Siyasal bir topluluktan oluşan devletin temelini ‘Hak' oluşturur. ‘Hak' ise ancak adalet ile elde edilir. Devlet, yasadan ve adaletten ayrıldığı zaman haklı olana hakkı teslim edilmediği için topluma zulmeder. Adalet bütün erdemleri içerisinde barındıran bir kavramdır. Bu nedenle de erdemli ve ahlaklı olmanın yolu adaletten geçer. Adalet, yanlış anlaşılmalar sonucunda dahi sapmış olsa toplum açısından ağır sonuçları olabilir. Toplumun, adalet kavramına karşı güveninin sarsılmaması için adaletin, her daim sağlanması önemlidir.

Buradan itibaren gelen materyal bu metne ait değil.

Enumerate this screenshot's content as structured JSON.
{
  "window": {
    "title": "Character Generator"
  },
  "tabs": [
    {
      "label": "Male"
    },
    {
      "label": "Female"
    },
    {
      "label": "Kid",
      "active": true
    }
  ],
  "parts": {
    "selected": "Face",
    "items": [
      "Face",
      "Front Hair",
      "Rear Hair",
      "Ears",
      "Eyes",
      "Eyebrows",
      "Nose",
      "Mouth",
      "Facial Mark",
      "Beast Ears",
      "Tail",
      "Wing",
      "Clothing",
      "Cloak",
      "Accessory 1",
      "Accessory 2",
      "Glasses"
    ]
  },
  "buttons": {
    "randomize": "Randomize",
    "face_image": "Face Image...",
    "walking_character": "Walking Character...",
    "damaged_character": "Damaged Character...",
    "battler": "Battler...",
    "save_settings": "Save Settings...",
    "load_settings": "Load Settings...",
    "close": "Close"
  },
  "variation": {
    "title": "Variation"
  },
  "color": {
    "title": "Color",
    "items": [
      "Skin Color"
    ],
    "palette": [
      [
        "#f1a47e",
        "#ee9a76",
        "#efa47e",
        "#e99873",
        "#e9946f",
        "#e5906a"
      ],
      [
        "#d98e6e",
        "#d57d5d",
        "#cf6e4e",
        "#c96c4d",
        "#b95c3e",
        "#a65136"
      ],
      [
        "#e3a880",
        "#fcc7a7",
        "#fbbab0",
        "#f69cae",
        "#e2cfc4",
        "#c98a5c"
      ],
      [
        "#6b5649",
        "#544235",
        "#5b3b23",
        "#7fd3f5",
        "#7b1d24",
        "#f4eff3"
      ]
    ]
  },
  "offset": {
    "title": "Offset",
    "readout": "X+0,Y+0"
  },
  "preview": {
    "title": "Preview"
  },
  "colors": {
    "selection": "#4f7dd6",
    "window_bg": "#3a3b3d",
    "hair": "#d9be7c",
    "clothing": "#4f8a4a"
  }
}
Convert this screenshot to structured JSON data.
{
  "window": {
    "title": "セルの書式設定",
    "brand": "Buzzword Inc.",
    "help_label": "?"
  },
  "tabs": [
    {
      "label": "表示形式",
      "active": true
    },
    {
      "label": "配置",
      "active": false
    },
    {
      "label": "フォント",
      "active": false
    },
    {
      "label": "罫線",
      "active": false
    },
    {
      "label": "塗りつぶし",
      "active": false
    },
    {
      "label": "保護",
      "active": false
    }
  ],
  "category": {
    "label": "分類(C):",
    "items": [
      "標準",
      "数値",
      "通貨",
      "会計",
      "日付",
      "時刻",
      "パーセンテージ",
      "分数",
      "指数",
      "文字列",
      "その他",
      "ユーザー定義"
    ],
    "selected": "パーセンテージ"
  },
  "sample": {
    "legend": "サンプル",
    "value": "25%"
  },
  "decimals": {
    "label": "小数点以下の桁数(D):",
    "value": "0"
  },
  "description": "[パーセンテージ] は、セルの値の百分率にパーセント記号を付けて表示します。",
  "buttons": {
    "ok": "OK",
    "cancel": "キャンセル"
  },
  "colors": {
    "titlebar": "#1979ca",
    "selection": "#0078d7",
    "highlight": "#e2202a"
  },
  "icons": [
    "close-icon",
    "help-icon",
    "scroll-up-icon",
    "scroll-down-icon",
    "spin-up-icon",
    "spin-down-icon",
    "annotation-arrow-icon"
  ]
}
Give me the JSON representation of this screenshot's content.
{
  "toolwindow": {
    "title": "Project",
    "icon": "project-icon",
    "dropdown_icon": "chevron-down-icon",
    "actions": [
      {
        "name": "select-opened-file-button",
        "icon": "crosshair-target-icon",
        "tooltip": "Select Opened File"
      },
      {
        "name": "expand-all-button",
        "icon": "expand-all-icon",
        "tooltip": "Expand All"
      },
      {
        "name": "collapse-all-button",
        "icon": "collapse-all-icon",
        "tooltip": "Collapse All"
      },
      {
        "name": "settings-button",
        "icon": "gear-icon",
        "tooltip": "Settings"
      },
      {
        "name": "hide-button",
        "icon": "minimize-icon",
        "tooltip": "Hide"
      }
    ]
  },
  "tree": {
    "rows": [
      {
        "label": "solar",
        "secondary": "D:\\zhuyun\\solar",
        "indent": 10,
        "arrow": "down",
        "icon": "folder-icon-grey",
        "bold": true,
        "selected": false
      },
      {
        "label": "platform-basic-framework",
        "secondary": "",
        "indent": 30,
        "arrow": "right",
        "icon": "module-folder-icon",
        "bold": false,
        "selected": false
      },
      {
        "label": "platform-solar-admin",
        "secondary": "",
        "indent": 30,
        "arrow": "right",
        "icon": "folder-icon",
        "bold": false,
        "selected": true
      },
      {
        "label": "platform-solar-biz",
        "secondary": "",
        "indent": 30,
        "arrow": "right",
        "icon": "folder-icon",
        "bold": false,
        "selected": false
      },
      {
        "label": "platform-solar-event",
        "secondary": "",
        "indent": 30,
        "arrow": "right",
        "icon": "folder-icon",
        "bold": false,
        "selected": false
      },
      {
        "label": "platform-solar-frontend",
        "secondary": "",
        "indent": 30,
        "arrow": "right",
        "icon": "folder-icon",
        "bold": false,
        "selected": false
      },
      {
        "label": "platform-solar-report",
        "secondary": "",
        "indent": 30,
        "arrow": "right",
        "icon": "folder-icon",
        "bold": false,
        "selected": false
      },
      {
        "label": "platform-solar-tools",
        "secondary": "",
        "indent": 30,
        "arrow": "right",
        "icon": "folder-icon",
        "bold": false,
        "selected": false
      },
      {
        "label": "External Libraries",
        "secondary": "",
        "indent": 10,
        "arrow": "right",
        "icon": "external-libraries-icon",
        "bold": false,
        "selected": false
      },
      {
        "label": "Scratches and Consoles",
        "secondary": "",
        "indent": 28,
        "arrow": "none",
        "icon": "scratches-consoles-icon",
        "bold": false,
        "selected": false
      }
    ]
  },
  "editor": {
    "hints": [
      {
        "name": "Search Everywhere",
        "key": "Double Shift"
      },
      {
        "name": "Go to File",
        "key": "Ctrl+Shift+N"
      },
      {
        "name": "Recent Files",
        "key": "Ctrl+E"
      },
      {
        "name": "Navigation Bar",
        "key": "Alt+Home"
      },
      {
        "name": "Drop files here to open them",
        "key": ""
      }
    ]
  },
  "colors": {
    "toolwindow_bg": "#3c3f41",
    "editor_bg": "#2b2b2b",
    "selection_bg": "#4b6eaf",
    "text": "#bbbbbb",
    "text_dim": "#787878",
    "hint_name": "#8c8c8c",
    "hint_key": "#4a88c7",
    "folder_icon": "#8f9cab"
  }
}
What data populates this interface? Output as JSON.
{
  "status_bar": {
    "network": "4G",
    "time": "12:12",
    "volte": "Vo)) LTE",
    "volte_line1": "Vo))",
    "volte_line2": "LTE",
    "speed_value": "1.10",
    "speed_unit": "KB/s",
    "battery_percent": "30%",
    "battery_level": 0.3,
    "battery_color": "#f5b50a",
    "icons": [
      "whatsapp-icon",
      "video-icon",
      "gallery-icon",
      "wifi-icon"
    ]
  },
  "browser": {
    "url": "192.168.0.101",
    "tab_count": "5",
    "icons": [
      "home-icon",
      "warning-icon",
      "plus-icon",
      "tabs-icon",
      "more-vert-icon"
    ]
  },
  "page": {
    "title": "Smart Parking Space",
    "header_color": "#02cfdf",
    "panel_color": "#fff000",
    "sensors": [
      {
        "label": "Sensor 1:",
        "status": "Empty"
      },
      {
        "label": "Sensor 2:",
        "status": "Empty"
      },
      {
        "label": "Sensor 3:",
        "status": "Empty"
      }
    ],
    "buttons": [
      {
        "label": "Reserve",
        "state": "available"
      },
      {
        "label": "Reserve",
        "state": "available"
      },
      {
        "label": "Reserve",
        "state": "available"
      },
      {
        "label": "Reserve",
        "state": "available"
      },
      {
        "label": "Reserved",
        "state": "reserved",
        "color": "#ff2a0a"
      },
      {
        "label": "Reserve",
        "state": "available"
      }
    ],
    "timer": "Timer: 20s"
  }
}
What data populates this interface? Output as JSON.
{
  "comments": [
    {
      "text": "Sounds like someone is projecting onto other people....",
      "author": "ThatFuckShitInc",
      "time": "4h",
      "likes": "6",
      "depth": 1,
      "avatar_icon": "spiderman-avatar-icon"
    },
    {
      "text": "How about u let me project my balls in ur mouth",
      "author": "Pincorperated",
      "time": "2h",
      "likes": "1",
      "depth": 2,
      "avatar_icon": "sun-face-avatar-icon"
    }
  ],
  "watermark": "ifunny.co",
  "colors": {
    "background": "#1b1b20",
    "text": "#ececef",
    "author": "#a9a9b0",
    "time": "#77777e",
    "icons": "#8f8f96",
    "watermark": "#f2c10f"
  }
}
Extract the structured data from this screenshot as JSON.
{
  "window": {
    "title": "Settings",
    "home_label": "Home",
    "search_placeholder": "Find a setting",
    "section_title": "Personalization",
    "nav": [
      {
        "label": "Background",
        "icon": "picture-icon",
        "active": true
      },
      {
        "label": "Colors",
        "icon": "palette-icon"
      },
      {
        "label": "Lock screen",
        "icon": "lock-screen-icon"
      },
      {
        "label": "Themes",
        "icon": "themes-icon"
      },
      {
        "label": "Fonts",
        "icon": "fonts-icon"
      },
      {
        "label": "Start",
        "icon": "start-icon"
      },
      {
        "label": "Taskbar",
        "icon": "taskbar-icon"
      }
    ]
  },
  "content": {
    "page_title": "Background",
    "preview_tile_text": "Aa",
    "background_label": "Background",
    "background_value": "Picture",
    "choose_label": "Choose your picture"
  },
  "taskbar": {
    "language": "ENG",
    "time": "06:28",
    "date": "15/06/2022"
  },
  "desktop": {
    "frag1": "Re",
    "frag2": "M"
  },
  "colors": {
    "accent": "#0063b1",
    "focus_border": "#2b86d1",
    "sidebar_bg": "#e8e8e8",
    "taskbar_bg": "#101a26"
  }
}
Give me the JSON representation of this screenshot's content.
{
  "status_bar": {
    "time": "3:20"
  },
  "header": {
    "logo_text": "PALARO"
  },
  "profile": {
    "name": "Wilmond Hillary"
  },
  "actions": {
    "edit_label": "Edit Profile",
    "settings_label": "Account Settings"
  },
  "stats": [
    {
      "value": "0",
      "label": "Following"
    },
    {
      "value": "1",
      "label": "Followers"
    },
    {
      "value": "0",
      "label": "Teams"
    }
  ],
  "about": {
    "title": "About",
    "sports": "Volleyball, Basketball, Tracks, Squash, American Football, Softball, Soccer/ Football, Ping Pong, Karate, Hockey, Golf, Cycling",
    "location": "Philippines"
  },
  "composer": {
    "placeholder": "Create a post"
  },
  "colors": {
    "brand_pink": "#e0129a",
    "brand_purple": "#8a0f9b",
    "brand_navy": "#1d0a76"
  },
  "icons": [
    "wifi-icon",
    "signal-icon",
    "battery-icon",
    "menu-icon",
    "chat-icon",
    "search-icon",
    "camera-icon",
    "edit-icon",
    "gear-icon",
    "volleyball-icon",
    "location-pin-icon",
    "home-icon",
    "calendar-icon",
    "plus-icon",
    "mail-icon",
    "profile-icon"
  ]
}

Devlet, adaletten saptığı anda orta direğini kendi eli ile devirmiş ve temelini sarsmış olur. Devlet, üstünlerin hukukuna göre değil, hukukun üstünlüğüne göre karar almalıdır. Dünya toplumları için günümüzde adalet tam bir travma halini almıştır. Çünkü adalet, tavrını daima güçlüden yana koymakta ve bu da dünya toplumlarının adalete olan güvenini sarsmaktadır. Dünya toplumları adalete inanmayınca terör örgütleri, bu kaynaktan beslenmekte ve dünyamız, huzura bir türlü erememektedir. Örneğin günümüzde Müslüman diye geçinen sözde DEAŞ terör örgütünün, Hıristiyan Avrupa ve Amerika'dan dahi taraftar bulması toplumların, adalet inancını yitirmesindendir. Günümüzde devletler, özellikle bireysel bazda yapılan adaletsizliklere önem vermemekte ve güçlü taraf kim ise o tarafın lehine karar verilmektedir. Oysa bireysel bazda yapılan adaletsizlikler, topluma bir virüs gibi yayılarak toplumun, adalete karşı olan güvenini sarsar. Toplum, adaletin kuvvetsiz olduğuna kanaat getirdiği zaman kendi adaletini yine kendisi sağlamaya kalkar ki bu durumda da toplumdan daha büyük güç bulunmaz.
Bu nedenle devlet, toplumu en büyük güç olarak görmeli ve adalet terazisini devamlı dengede tutmalıdır. Platon'un, ‘Devlet' eserinde dediği gibi ‘Adalet, her kişiye borçlu olunanı vermektir.’ Burada bahsedilen borç ise hakkın ta kendisidir. Sigmund Freud ise medeniyetin ilk şartının adalet olduğundan bahsetmiştir. Adaleti layıkıyla tesis edemeyen toplumlar, ağızlarıyla kuş tutsalar dahi medeni olamazlar. Mevlana'nın dediği gibi ayakkabı ayağa, külah başa, adalette layık olduğu yere koyulmalıdır. Son olarak toplumun adalet gücü, bağımsız olmalıdır. Adalet gücü, kağıt üzerinde değil de gerçekten bağımsız olan toplumlarda asla zulüm olmaz.